Fakat unutmamak gerekir ki Türkiye gibi kritik bir ülkede bir yapının güçlenmesine bu kadar izin verilmişse, sözü edilen ülkeler de kendi çıkarları doğrultusunda sonuna kadar bundan faydalanmak ister.
15 Temmuz Türkiye’ye korkunç bedeller ödetti. Bu kadar insan şehit oldu, masum vatandaşlarımız hayatını kaybetti. Türkiye’ye duyulan güven erozyona uğradı, çok ağır ekonomik kayıplar yaşadık.

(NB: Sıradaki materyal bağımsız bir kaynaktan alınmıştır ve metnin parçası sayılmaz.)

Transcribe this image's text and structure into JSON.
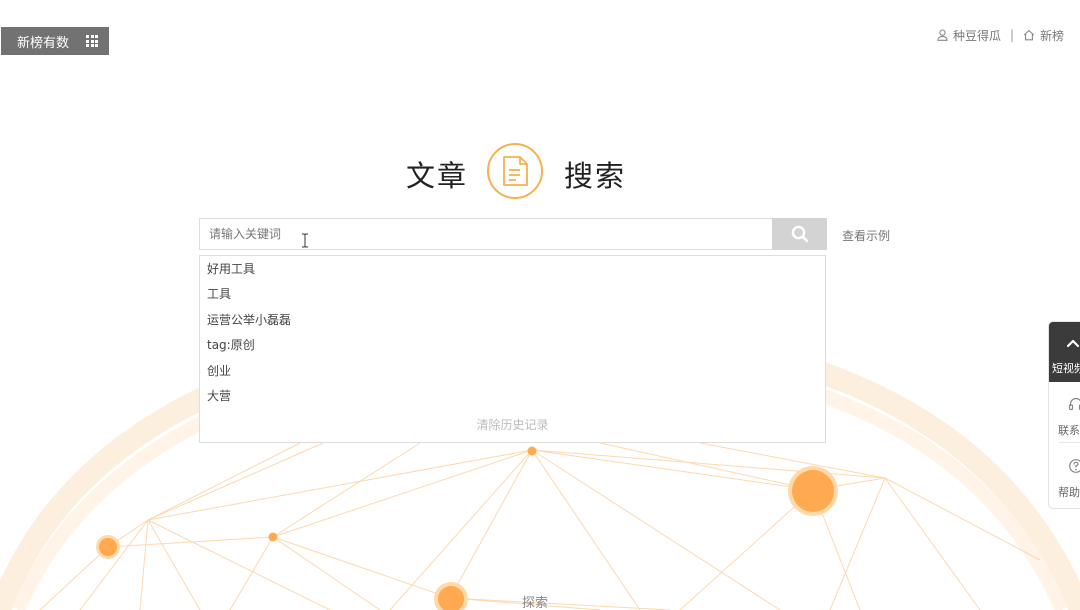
{
  "brand": {
    "label": "新榜有数"
  },
  "topnav": {
    "user_label": "种豆得瓜",
    "home_label": "新榜"
  },
  "title": {
    "left": "文章",
    "right": "搜索"
  },
  "search": {
    "placeholder": "请输入关键词",
    "value": "",
    "example_label": "查看示例"
  },
  "suggestions": {
    "items": [
      "好用工具",
      "工具",
      "运营公举小磊磊",
      "tag:原创",
      "创业",
      "大营"
    ],
    "clear_label": "清除历史记录"
  },
  "bottom": {
    "label": "探索"
  },
  "sidepanel": {
    "top_label": "短视频",
    "contact_label": "联系",
    "help_label": "帮助"
  },
  "colors": {
    "accent": "#f6b14f",
    "node": "#ffaa50",
    "line": "#fbd9b0",
    "brand_bg": "#727272",
    "search_btn": "#d3d3d3"
  },
  "icons": {
    "brand": "grid-icon",
    "user": "user-icon",
    "home": "home-icon",
    "title": "document-icon",
    "search": "search-icon",
    "panel_top": "chevron-up-icon",
    "contact": "headset-icon",
    "help": "help-icon"
  }
}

Turizmden, üretime, çeşitli yatırım alanlarına kadar Türkiye belli bir duraklama sürecine girdi.
Türkiye’nin imajı büyük zarar gördü.
Aradan zaman geçerken Türkiye’nin bir daha böyle bir felaketle karşılaşmaması için hangi adımların atıldığı, nelerin yapılacağı çok önemli:
-Türkiye güçlü ve güvenilir bir hukuk devleti olmalıdır.
-Devlet kurumları dahil her yerde liyakat esas olmalıdır. Atamalar ve görevlendirmelerde kriter hukuka uygunluk esas alınmalı, yetenek ve bilgi düzeyi belirleyici olmalıdır.
-Cumhuriyetin kurucu değerlerinden laiklik ilkesine sahip çıkılmalıdır. Herkesin ibadet ve inançlarını yerine getirme özgürlüğü sonuna kadar tanınmalı ancak istismara, çarpıtmalara asla izin verilmemelidir.
-Tarikat ve cemaat kimliğine sahip yapılar kendi alanlarının dışında faaliyette bulunmamalıdır. Dini inançları kullanarak devlet kurumlarına nüfuz elde etmeye çalışanlara asla izin verilmemelidir. Devlet bütün bu yapılara karşı eşit mesafede bulunmalı, onlarla ilişki içine girmemelidir.
-Siyasi partiler ve liderler arasında sert tartışmalar ve kavgalar yaşansa da Türkiye sorunlarının çözüleceği yerler, TBMM, siyasi mekanizmalar ve diğer meşru zeminlerdir.
-Basın ve ifade özgürlüğünün önündeki engeller tamamen kaldırılırsa Türkiye daha güçlü ve itibarlı bir ülke olur. Eleştiri ve denetim kanalları sonuna kadar açık bırakılmalıdır.
-Cumhuriyet, demokrasi ve hukuktan geri dönüş kabul edilemez. İktidarların değişebileceği yegane platform sandıktır. İçerde veya dışarda herhangi bir vesayet odağının bu sürece müdahalesine izin verilemez. Birbirimizden farklı görüşlerimiz olsa da Türkiye hepimizin ülkesi ve burayı daha yaşanır hale getirmek hepimizin sorumluluğunda.
Benzer acı tecrübeleri bir daha yaşayacak lüksümüz yok. Aynı hataları tekrarlamaz ve doğru yolda ilerlemeye devam edersek, ülkemizin mevcut potansiyeli, konumu ve gücü, insanların enerjisiyle birleştiğinde inanıyorum ki Türkiye parmakla gösterilen bir ülke haline gelecek.